Los Angeles County has endorsed a new plan to attract and retain prospective foster parents: treat them like customers.
The county Board of Supervisors approved a $50,000 contract Tuesday with RaiseAChild (RAC), an organization that recruits and provides support for foster families in Southern California, to develop a digital customer relationship manager (CRM). County officials hope that a new system can increase the county’s foster parent roster by improving communication and support between the county and caregivers and preventing delays during the application and approval process.
“The aim is to learn from the business sector whose very success relies on keeping the line of communication open, ongoing and fully accessible to all its constituents,” according to a proposal submitted to the board.
The contract will pay RAC $25,000 a year for two years to fund the CRM project, with the option to extend it for an additional two years. The proposal is funded in part by the Inter-Agency Council on Child Abuse and Neglect (ICAN), an organization that brings together child protection, law enforcement, education and other public agencies to coordinate services and interventions around child welfare. The effort has also received funding from the Annenberg Foundation.
“In response to a number of changes in state law, the county needs to increase the number of families willing to foster children,” said Supervisor Sheila Kuehl in an email to The Imprint. “We are confident that RaiseAChild can help us recruit and retain those families so that every child in the county can have a loving home.”
RAC’s new system aims to create a better way to monitor and track communications with prospective foster parents. It will use surveys to “provide greater insight into common areas in the resource family approval process at which prospects are most at risk to drop out,” according to RAC’s proposal.
In recent years, the county has struggled to consistently maintain a sufficient supply of foster family homes to meet the needs of the some 18,000 youth in out-of-home care.
Under California’s Continuum of Care Reform (CCR), counties are now under pressure to offer more family-like placements and fewer slots in group homes. But under CCR, a new approval process for caregivers — including both foster parents and relative caregivers — has made it more difficult for counties to license those caregivers in a timely manner.
As a result, some counties, L.A. included, are experiencing a bottleneck of applications, unable to process and approval them quickly enough.
RAC, which works with foster family agencies to match its recruits with kids in need, said they currently have some 3,500 applications awaiting attention, in addition to more than 8,000 active foster parents they’re already working with. But with just two staff members, they don’t have the bandwidth to efficiently manage and give personalized attention to each application.
“Our two parent advocates are trying to keep up with over 4,000 folks each and trying to reach out to them,” said Rich Valenza, founder and CEO of RAC.
In addition to increasing long-term retention, RAC suggests that using CRM will lead to overall growth of recruitment efforts, as more effective feedback facilitated by the system will give service providers a better understanding of the needs and experiences of folks going through the application process.

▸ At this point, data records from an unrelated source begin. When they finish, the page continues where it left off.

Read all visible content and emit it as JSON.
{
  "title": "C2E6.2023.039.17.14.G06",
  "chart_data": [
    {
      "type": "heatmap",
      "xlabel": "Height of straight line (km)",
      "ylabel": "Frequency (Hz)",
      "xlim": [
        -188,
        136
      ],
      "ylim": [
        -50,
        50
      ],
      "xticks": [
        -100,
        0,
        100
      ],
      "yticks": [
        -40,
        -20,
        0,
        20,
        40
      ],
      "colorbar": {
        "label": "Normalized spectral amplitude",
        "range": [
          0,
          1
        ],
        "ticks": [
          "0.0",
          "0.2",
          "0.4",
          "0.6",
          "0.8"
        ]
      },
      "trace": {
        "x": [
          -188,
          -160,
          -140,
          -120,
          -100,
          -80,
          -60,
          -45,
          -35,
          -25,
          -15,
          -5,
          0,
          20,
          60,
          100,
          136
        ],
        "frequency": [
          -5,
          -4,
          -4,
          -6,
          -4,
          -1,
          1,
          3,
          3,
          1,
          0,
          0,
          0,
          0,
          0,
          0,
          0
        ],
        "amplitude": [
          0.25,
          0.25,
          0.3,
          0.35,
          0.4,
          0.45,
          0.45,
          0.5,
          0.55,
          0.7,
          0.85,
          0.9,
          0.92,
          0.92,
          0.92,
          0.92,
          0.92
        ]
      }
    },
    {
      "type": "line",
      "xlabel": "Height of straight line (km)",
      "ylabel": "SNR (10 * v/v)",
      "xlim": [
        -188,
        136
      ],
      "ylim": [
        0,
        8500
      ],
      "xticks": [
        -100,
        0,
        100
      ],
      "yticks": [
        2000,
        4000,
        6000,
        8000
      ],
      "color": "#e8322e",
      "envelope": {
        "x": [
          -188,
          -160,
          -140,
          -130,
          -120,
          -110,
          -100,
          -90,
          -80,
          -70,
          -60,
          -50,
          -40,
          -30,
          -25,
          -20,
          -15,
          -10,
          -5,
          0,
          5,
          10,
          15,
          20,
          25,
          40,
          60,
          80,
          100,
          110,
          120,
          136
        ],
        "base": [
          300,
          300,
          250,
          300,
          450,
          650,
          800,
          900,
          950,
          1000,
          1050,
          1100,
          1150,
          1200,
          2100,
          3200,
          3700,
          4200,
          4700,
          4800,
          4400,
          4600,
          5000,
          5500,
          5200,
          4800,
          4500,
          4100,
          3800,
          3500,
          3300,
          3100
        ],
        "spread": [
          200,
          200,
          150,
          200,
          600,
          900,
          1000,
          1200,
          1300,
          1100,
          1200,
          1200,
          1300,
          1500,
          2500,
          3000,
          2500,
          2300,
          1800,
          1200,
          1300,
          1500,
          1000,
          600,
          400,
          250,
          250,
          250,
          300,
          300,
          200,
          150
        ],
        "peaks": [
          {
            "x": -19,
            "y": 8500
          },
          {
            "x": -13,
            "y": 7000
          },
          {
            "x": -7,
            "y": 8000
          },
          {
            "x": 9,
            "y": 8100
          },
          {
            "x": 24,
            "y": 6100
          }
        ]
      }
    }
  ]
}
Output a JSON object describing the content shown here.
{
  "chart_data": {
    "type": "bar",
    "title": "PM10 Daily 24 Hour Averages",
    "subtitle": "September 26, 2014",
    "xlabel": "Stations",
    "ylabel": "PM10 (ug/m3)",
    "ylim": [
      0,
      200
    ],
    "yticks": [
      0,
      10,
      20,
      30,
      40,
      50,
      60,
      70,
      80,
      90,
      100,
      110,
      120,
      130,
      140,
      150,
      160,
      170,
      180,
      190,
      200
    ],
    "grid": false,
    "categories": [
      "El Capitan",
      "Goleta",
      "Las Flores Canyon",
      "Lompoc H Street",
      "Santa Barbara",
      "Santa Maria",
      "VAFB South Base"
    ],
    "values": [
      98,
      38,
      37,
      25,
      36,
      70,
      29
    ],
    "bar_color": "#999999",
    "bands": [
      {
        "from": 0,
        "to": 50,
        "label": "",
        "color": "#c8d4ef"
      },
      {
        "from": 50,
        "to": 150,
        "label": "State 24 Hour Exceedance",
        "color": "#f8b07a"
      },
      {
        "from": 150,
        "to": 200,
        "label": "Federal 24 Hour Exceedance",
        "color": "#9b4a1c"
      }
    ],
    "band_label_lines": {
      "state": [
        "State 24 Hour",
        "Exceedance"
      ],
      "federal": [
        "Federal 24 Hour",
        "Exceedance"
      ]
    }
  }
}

“The biggest complaint we hear is these people with good intentions start the process, but then they get into a limbo period where communications oftentimes stop.” Valenza said. “They tell our parent advocates they’re frustrated that they’re not hearing — confused about if it’s a problem with them.”
The CRM will also provide feedback about how the approval process is working for prospective foster parents — something Valenza thinks will help them improve their recruitment process.
“We not only want to find out where they are in the progress of the process, we also want to find out how they’re feeling there,” he said.
Supporting the plan is a 2016 study looking at the county’s recruitment and retention issue, which suggested that customer service messaging were areas ripe for improvement. Moreover, researchers found that personalized interactions were more effective than large recruitment events — though Valenza has plans to use CRM to improve those, too, with automated, personalized follow up messaging.
The RAC contract is funded through the County Children’s Trust Fund, which collects funds for child abuse prevention and intervention by directing a portion of each fee charged for certified copies of birth certificates in the county.
Correction: A previous version of this article misspelled the name of RaiseAChild CEO Rich Valenza. The error has been corrected.